Does TransVar support alternative format for MNV such as c.508_509CC>TT?

Yes, but only in input. For example, c.508_509CC>TT

$ transvar canno --ccds -i 'A1CF:c.508_509CC>TT'
A1CF:c.508_509CC>TT	CCDS7241 (protein_coding)	A1CF	-
   chr10:g.52595929_52595930delinsAA/c.508_509delinsTT/p.P170L	inside_[cds_in_exon_4]
   CSQN=Missense;codon_cDNA=508-509-510;source=CCDS
A1CF:c.508_509CC>TT	CCDS7242 (protein_coding)	A1CF	-
   chr10:g.52595929_52595930delinsAA/c.508_509delinsTT/p.P170L	inside_[cds_in_exon_4]
   CSQN=Missense;codon_cDNA=508-509-510;source=CCDS

Does TransVar support relaxed input without 'g.', 'c.' and 'p.'?

Yes, the 'g.', 'c.' and 'p.' are optional in the input. For example, 12:109702119insACC is equally acceptable as chr12:g.109702119_109702120insACC. TransVar also accepts '>' in denoting MNV. E.g., c.113G>TACTAGC can be used in place of c.113delGinsTACTAGC. This is common in some database such as COSMIC.

When I annotate a variant for protein identifier, why would I end up getting results in another variant type?

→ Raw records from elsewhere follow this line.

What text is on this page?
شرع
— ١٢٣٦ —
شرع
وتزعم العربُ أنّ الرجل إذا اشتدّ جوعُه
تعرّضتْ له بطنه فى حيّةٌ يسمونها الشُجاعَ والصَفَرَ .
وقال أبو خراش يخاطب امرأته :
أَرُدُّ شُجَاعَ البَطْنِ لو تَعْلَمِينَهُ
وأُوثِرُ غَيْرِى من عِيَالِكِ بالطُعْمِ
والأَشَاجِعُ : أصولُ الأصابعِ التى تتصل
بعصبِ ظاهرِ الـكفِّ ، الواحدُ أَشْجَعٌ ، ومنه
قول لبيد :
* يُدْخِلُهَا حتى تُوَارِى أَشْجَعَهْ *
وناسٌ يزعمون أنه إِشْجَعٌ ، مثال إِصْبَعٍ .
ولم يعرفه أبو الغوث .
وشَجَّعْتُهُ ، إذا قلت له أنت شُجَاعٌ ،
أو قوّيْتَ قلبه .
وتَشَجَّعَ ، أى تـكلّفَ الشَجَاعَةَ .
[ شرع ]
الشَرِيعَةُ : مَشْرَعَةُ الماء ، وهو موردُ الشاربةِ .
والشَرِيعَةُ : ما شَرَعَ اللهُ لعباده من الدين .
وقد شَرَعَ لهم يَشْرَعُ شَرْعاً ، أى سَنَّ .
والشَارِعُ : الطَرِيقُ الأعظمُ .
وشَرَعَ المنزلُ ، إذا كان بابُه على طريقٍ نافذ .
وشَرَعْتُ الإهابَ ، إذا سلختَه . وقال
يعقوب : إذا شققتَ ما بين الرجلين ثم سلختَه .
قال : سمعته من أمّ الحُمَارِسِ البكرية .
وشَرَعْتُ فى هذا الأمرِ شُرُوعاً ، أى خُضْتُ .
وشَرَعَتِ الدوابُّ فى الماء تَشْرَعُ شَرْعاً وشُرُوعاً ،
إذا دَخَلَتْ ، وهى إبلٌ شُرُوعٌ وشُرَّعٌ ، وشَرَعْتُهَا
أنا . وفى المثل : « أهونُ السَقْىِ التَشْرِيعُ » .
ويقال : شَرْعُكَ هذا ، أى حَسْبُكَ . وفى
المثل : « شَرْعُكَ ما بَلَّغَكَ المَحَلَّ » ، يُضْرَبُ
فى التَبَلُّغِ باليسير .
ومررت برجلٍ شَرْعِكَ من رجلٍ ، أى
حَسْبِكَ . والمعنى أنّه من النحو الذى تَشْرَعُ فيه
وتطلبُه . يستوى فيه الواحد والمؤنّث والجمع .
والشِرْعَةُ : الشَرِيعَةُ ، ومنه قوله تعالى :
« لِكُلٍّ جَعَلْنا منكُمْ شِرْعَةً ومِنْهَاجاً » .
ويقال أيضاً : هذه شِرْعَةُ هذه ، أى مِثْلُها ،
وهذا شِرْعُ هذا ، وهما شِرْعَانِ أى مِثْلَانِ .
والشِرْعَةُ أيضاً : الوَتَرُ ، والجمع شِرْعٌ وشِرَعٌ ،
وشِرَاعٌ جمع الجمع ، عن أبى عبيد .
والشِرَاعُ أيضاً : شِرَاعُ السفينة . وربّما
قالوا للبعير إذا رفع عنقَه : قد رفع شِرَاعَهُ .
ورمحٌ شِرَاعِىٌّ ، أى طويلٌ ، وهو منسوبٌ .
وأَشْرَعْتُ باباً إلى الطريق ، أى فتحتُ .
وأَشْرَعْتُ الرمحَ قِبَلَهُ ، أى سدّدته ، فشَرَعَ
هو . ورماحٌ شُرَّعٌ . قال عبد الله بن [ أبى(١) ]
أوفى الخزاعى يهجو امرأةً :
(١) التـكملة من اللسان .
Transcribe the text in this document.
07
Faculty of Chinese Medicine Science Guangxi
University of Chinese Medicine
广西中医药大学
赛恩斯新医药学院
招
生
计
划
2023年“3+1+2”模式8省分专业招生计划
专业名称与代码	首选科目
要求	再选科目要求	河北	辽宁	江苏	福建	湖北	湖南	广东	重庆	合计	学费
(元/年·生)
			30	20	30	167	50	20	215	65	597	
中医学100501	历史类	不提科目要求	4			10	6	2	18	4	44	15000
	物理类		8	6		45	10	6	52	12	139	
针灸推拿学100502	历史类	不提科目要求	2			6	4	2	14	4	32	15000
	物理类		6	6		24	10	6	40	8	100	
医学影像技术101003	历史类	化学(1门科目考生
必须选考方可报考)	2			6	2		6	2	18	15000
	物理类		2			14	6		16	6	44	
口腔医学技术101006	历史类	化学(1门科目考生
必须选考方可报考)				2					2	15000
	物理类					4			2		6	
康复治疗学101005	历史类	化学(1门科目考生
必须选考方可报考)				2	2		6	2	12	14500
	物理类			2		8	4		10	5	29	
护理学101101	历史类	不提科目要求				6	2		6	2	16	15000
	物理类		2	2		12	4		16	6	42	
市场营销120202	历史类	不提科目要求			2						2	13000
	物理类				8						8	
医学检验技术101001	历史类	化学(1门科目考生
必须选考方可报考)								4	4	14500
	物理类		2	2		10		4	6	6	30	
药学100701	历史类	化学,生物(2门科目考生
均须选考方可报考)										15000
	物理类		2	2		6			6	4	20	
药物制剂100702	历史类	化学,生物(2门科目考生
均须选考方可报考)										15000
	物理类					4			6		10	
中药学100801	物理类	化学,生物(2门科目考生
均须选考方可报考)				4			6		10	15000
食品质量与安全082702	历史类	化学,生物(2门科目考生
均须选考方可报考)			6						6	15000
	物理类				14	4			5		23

TransVar follows in full the HGVS nomenclature while annotating protein level mutation identifiers. For example, a out-of-phase, in frame insertion, ACIN1:c.1930_1931insATTCAC will be annotated with p.S643_R644insHS rather than R644delinsHSR. Protein level mutation will be generated as if no nucleotide mutation information exists.